Compute symmetric KL divergence between two PSSMs at the best alignment.

The shorter PSSM is slid along the longer one, and the minimum (symmetric) KL divergence across all alignments is returned.

PARAMETER	DESCRIPTION
`pssm1`	PSSM DataFrames. TYPE: `DataFrame`
`pssm2`	PSSM DataFrames. TYPE: `DataFrame`
`prior`	Prior added before normalisation. TYPE: `float` DEFAULT: `0.01`

RETURNS	DESCRIPTION
`float`	Minimum symmetric KL divergence (lower = more similar).

pssm_dataset_cor ¶

pssm_dataset_cor(dataset1: DataFrame, dataset2: DataFrame | None = None, method: str = 'spearman', prior: float = 0.01) -> pd.DataFrame

Compute pairwise correlation matrix for PSSM datasets.

PARAMETER	DESCRIPTION
`dataset1`	DataFrame with columns `motif`, `A`, `C`, `G`, `T`. TYPE: `DataFrame`
`dataset2`	Optional second dataset. If `None`, computes within-set correlations. TYPE: `DataFrame \| None` DEFAULT: `None`
`method`	`"spearman"` or `"pearson"`. TYPE: `str` DEFAULT: `'spearman'`
`prior`	Prior for normalisation. TYPE: `float` DEFAULT: `0.01`

RETURNS	DESCRIPTION
`DataFrame`	Correlation matrix as a DataFrame with motif-name row and column labels.

pssm_dataset_diff ¶

pssm_dataset_diff(dataset1: DataFrame, dataset2: DataFrame | None = None, prior: float = 0.01) -> pd.DataFrame

Compute pairwise KL divergence matrix for PSSM datasets.

PARAMETER	DESCRIPTION
`dataset1`	DataFrame with columns `motif`, `A`, `C`, `G`, `T`. TYPE: `DataFrame`
`dataset2`	Optional second dataset. TYPE: `DataFrame \| None` DEFAULT: `None`
`prior`	Prior for normalisation.
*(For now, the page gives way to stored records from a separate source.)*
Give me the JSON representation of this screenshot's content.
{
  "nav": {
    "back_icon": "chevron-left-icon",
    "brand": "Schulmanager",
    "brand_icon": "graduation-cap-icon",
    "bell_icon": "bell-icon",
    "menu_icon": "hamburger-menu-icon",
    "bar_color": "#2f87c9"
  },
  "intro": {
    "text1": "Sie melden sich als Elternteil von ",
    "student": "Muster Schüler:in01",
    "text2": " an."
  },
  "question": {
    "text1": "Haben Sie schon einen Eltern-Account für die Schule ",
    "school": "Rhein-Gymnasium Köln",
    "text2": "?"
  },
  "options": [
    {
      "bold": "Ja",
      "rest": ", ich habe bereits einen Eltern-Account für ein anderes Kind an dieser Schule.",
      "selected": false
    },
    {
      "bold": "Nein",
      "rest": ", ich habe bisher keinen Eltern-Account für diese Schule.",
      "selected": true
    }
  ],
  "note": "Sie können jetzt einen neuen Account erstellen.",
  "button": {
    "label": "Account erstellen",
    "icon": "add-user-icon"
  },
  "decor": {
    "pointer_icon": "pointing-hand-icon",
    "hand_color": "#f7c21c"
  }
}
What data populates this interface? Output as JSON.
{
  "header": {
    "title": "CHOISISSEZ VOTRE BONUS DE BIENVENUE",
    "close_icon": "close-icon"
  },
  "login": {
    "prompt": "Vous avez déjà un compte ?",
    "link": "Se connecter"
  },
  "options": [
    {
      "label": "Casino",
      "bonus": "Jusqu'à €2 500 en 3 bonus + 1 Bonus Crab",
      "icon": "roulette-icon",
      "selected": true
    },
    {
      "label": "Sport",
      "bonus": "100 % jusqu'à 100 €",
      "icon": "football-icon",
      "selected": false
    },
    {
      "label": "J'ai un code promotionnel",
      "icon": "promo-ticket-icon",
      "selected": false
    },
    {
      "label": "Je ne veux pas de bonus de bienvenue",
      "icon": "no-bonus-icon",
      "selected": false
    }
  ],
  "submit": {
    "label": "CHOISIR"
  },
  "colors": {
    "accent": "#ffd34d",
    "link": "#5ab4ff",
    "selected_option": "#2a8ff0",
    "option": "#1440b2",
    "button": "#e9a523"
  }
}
TYPE: `float` DEFAULT: `0.01`

RETURNS	DESCRIPTION
`DataFrame`	KL divergence matrix as a DataFrame.

pssm_match ¶

pssm_match(pssm: DataFrame, motifs: dict[str, DataFrame] | DataFrame, best: bool = False, method: str = 'spearman', prior: float = 0.01) -> pd.DataFrame | str

Match a PSSM against a motif database.

PARAMETER	DESCRIPTION
`pssm`	Query PSSM DataFrame. TYPE: `DataFrame`
`motifs`	Either a dict mapping motif names to PSSM DataFrames, or a DataFrame with a `motif` column (long format). TYPE: `dict[str, DataFrame] \| DataFrame`
`best`	If `True`, return only the best-matching motif name. TYPE: `bool` DEFAULT: `False`
`method`	`"spearman"`, `"pearson"`, or `"kl"`. TYPE: `str` DEFAULT: `'spearman'`
`prior`	Prior for normalisation. TYPE: `float` DEFAULT: `0.01`

RETURNS	DESCRIPTION
`DataFrame \| str`	If best is `True`, a string with the best matching motif name. Otherwise a DataFrame with columns `motif` and either `cor` or `kl`, sorted by decreasing similarity (correlations) or increasing divergence (KL).